Pot and kettle: Jacob Zuma blasted ‘corrupt and treasonous’ Ramaphosa

In one of history’s most spectacular cases of the pot calling the kettle black, Zuma blasted Ramaphosa over the weekend, calling him corrupt and treasonous.


You have to admire the chutzpah of our former (not current, please note, Duduzile) president, Jacob Zuma, in his criticism of President Ramaphosa.

He has been in court eleventy thousand times, at death’s door, making a Schabir Shaik-like miraculous recovery… and now he wants to be The Candidate.

Zuma and Ramaphosa

Pot and kettle

In perhaps one of history’s most spectacular cases of the pot calling the kettle black, Zuma blasted President Cyril Ramaphosa over the weekend, calling him corrupt and treasonous.

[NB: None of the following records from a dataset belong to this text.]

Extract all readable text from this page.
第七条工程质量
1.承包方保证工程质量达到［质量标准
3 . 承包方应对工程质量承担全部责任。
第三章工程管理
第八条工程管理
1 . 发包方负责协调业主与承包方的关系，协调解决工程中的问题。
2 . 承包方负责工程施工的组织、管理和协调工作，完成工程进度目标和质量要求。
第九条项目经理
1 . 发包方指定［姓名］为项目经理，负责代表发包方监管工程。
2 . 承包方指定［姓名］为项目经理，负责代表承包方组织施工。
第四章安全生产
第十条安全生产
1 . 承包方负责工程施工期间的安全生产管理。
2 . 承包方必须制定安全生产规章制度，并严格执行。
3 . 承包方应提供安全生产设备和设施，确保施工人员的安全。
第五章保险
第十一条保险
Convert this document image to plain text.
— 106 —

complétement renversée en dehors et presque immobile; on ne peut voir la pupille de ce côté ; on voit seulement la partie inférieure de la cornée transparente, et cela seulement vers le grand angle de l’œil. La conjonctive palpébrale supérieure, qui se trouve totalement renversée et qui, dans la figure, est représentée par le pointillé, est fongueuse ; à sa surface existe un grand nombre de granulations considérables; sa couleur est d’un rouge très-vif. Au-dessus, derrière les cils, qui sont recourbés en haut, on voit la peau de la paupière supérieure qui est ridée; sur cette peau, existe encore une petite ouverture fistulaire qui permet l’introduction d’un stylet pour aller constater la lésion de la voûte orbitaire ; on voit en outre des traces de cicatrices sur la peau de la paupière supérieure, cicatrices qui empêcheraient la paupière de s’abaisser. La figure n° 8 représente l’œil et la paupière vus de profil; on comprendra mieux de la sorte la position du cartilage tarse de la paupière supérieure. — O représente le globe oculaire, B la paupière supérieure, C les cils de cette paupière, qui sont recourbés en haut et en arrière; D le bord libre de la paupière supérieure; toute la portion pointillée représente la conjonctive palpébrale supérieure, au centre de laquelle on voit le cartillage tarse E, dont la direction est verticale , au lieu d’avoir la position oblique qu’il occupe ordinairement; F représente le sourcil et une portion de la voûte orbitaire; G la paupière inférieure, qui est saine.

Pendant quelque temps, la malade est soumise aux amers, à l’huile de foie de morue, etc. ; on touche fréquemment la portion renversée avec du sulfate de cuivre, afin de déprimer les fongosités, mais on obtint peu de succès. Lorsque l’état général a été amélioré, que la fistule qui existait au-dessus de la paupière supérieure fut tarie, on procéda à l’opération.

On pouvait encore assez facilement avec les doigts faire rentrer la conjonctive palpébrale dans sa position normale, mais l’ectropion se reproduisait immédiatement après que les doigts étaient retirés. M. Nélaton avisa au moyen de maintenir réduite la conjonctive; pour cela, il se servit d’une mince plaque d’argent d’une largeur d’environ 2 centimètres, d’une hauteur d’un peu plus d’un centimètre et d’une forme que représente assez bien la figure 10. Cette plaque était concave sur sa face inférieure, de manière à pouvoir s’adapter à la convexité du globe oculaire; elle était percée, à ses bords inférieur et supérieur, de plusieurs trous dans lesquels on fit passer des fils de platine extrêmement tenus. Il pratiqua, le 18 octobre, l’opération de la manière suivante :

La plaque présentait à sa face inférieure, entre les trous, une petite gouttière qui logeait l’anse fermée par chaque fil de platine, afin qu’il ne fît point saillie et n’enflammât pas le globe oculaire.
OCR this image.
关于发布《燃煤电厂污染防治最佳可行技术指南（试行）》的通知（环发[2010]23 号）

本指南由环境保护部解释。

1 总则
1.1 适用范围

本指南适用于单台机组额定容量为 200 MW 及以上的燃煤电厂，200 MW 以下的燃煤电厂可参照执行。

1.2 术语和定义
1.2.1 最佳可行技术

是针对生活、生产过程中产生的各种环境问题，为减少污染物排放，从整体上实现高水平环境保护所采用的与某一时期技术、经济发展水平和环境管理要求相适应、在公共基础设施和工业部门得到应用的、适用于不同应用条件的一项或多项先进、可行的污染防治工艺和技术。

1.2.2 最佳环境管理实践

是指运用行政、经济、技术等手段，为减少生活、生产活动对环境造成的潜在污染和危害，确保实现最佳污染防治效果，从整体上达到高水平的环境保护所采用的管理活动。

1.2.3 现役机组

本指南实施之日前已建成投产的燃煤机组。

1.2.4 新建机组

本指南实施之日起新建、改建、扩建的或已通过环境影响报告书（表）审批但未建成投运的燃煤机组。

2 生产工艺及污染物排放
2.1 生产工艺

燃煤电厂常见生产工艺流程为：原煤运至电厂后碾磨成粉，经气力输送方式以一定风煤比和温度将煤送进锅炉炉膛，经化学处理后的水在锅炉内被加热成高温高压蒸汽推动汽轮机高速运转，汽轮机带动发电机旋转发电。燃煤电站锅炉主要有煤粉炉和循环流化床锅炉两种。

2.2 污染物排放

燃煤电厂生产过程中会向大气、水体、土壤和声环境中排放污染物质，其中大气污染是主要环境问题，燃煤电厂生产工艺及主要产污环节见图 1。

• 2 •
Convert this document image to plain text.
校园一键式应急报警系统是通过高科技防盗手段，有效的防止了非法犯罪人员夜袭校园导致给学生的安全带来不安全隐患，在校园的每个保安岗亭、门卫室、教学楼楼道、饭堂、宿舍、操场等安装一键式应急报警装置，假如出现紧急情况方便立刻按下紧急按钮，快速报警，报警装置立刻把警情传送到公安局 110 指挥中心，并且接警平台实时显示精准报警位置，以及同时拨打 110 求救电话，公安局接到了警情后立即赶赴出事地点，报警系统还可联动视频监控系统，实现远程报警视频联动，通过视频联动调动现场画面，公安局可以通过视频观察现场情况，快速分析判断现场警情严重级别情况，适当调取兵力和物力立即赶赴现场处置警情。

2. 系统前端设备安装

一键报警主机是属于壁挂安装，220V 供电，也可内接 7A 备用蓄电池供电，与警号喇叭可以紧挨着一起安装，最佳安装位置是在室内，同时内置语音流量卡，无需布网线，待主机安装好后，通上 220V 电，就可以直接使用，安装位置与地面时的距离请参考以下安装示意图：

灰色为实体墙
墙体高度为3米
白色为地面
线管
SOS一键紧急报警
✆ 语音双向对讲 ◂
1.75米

This from the many at the centre of a web of looting and state capture, which cost South Africa, at a conservative guess, R1.5 trillion.

ALSO SEE: ANC KZN comes to Ramaphosa’s defence after scathing comments from ex-presidents

And, lest we forget, the man who tossed away our sovereignty by allowing a foreign family (the Guptas) to make use of a military facility at Waterkloof airbase for flying in wedding guests.

Zuma’s press conference

That Zuma and his foundation managed to hold their press conference on Saturday was a feat in itself – given the shambles of the previous day when it never happened.

But also because the national electricity grid, thoroughly ruined by his partners in crime, was actually working in Sandton at the time.

Sadly, the fact is that Zuma’s words will fall on far more receptive ears than they would have in early 2018, when he was on the way out and Ramaphosa’s “New Dawn” was glowingly inviting.

Corruption not limited to Zuma

Ramaphosa’s words on corruption are increasingly ringing hollow, as it has become blatantly clear that corruption and theft is not solely limited to the Zuma faction of the ANC.

The theft of money from his Phala Phala farm is hanging over his head.

Even his erstwhile allies, former presidents Thabo Mbeki and Kgalema Motlanthe, voice their concerns about this.

Much of this may just be the expected war of words leading up to the ANC’s end-of-year conference, but Ramaphosa is not doing anything to help his case by being weak and evasive.